Secure Secret Management
FastAPI applications should use environment variables with proper validation:
import os
from fastapi import FastAPI
from dotenv import load_dotenv
load_dotenv()
# Validate SECRET_KEY length
SECRET_KEY = os.getenv('SECRET_KEY')
if SECRET_KEY and len(SECRET_KEY) < 32:
raise ValueError('SECRET_KEY must be at least 32 bytes')
app = FastAPI()
Using python-dotenv ensures secrets are loaded from environment files during development while requiring explicit environment variables in production.
Timing Attack Prevention
FastAPI's authentication should use constant-time comparisons:
from hmac import compare_digest
async def verify_password(plain_password: str, hashed_password: str) -> bool:
return compare_digest(
pwd_context.verify(plain_password, hashed_password),
True
)
The compare_digest function prevents timing attacks by ensuring comparison time is independent of input values.
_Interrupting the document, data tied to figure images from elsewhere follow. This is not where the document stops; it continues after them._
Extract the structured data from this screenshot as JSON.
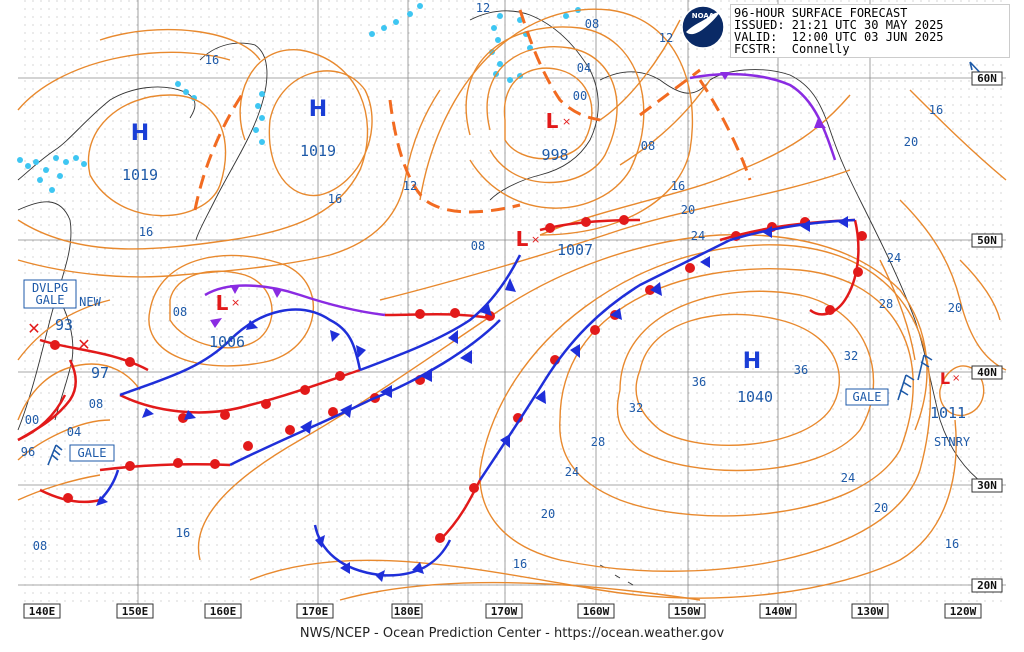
{
  "header": {
    "title": "96-HOUR SURFACE FORECAST",
    "issued": "ISSUED: 21:21 UTC 30 MAY 2025",
    "valid": "VALID:  12:00 UTC 03 JUN 2025",
    "forecaster": "FCSTR:  Connelly",
    "logo_text": "NOAA"
  },
  "footer": "NWS/NCEP - Ocean Prediction Center - https://ocean.weather.gov",
  "lon_labels": [
    "140E",
    "150E",
    "160E",
    "170E",
    "180E",
    "170W",
    "160W",
    "150W",
    "140W",
    "130W",
    "120W"
  ],
  "lat_labels": [
    "60N",
    "50N",
    "40N",
    "30N",
    "20N"
  ],
  "highs": [
    {
      "symbol": "H",
      "pressure": "1019"
    },
    {
      "symbol": "H",
      "pressure": "1019"
    },
    {
      "symbol": "H",
      "pressure": "1040"
    }
  ],
  "lows": [
    {
      "symbol": "L",
      "pressure": "998"
    },
    {
      "symbol": "L",
      "pressure": "1007"
    },
    {
      "symbol": "L",
      "pressure": "1006"
    },
    {
      "symbol": "L",
      "pressure": "1011"
    },
    {
      "symbol": "",
      "pressure": "93"
    },
    {
      "symbol": "",
      "pressure": "97"
    }
  ],
  "boxes": {
    "dvlpg": "DVLPG",
    "gale_nw": "GALE",
    "new": "NEW",
    "gale_sw": "GALE",
    "gale_e": "GALE",
    "stnry": "STNRY"
  },
  "isobar_labels": [
    "16",
    "16",
    "16",
    "16",
    "12",
    "08",
    "12",
    "08",
    "04",
    "00",
    "08",
    "08",
    "16",
    "20",
    "24",
    "20",
    "24",
    "28",
    "32",
    "36",
    "36",
    "32",
    "28",
    "24",
    "20",
    "16",
    "20",
    "16",
    "24",
    "20",
    "16",
    "08",
    "00",
    "04",
    "96",
    "08",
    "12"
  ],
  "colors": {
    "isobar": "#e8892e",
    "cold_front": "#1f2fd9",
    "warm_front": "#e21a1a",
    "occluded": "#8a2be2",
    "ice": "#3ec6f2",
    "label": "#1e5aa8",
    "grid": "#9a9a9a"
  }
}
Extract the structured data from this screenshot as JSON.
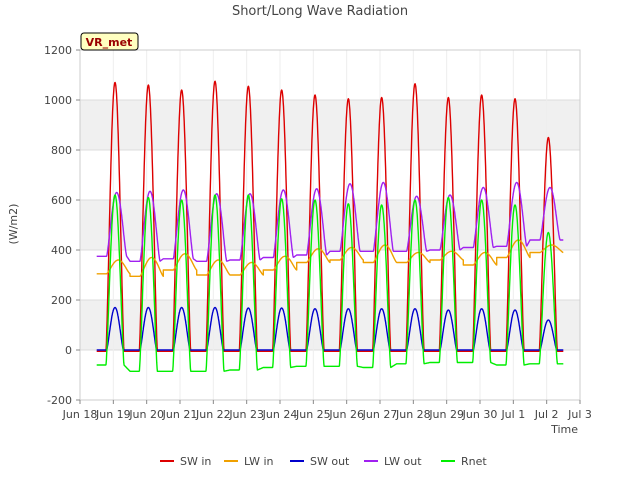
{
  "chart_data": {
    "type": "line",
    "title": "Short/Long Wave Radiation",
    "xlabel": "Time",
    "ylabel": "(W/m2)",
    "badge": "VR_met",
    "xlim": [
      0,
      15
    ],
    "ylim": [
      -200,
      1200
    ],
    "x_ticks": [
      {
        "value": 0,
        "label": "Jun 18"
      },
      {
        "value": 1,
        "label": "Jun 19"
      },
      {
        "value": 2,
        "label": "Jun 20"
      },
      {
        "value": 3,
        "label": "Jun 21"
      },
      {
        "value": 4,
        "label": "Jun 22"
      },
      {
        "value": 5,
        "label": "Jun 23"
      },
      {
        "value": 6,
        "label": "Jun 24"
      },
      {
        "value": 7,
        "label": "Jun 25"
      },
      {
        "value": 8,
        "label": "Jun 26"
      },
      {
        "value": 9,
        "label": "Jun 27"
      },
      {
        "value": 10,
        "label": "Jun 28"
      },
      {
        "value": 11,
        "label": "Jun 29"
      },
      {
        "value": 12,
        "label": "Jun 30"
      },
      {
        "value": 13,
        "label": "Jul 1"
      },
      {
        "value": 14,
        "label": "Jul 2"
      },
      {
        "value": 15,
        "label": "Jul 3"
      }
    ],
    "y_ticks": [
      -200,
      0,
      200,
      400,
      600,
      800,
      1000,
      1200
    ],
    "grid": true,
    "legend_position": "bottom",
    "series": [
      {
        "name": "SW in",
        "color": "#dd0000",
        "night": -5,
        "peak": [
          1070,
          1060,
          1040,
          1075,
          1055,
          1040,
          1020,
          1005,
          1010,
          1065,
          1010,
          1020,
          1005,
          850
        ],
        "peak_time": 0.55,
        "half_width": 0.27
      },
      {
        "name": "LW in",
        "color": "#f0a000",
        "night": [
          305,
          295,
          320,
          300,
          300,
          320,
          350,
          360,
          350,
          350,
          360,
          340,
          370,
          390
        ],
        "peak": [
          360,
          370,
          385,
          360,
          350,
          375,
          405,
          410,
          420,
          390,
          395,
          390,
          440,
          420
        ],
        "peak_time": 0.65,
        "half_width": 0.35
      },
      {
        "name": "SW out",
        "color": "#0000cc",
        "night": 0,
        "peak": [
          170,
          170,
          170,
          170,
          168,
          168,
          165,
          165,
          165,
          165,
          160,
          165,
          160,
          120
        ],
        "peak_time": 0.55,
        "half_width": 0.25
      },
      {
        "name": "LW out",
        "color": "#a020f0",
        "night": [
          375,
          355,
          365,
          355,
          360,
          370,
          380,
          395,
          395,
          395,
          400,
          410,
          415,
          440
        ],
        "peak": [
          630,
          635,
          640,
          625,
          625,
          640,
          645,
          665,
          670,
          615,
          620,
          650,
          670,
          650
        ],
        "peak_time": 0.6,
        "half_width": 0.3
      },
      {
        "name": "Rnet",
        "color": "#00ee00",
        "night": [
          -60,
          -85,
          -85,
          -85,
          -80,
          -70,
          -65,
          -65,
          -70,
          -55,
          -50,
          -50,
          -60,
          -55
        ],
        "peak": [
          620,
          610,
          600,
          620,
          620,
          605,
          600,
          585,
          580,
          600,
          610,
          600,
          580,
          470
        ],
        "peak_time": 0.55,
        "half_width": 0.27
      }
    ]
  }
}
Secure Random Token Generation
FastAPI applications should use cryptographically secure random number generation:
import secrets
from fastapi import FastAPI
app = FastAPI()
async def generate_secure_token():
return secrets.token_urlsafe(32) # 256-bit secure token
async def generate_verification_code():
return secrets.randbelow(1000000) # 6-digit code
The secrets module provides cryptographically strong random numbers suitable for security-sensitive operations.
Proper Key Length and Algorithm Selection
FastAPI's cryptographic operations should use appropriate key lengths:
from cryptography.hazmat.primitives.asymmetric import rsa
from cryptography.hazmat.primitives import serialization
# Generate 2048-bit RSA keys (minimum recommended)
private_key = rsa.generate_private_key(
public_exponent=65537,
key_size=2048
)
# Serialize keys securely
pem = private_key.private_bytes(
encoding=serialization.Encoding.PEM,
format=serialization.PrivateFormat.PKCS8,
encryption_algorithm=serialization.BestAvailableEncryption(b'mypassword')
)
Always use key sizes that meet current security standards—2048 bits for RSA, 256 bits for AES.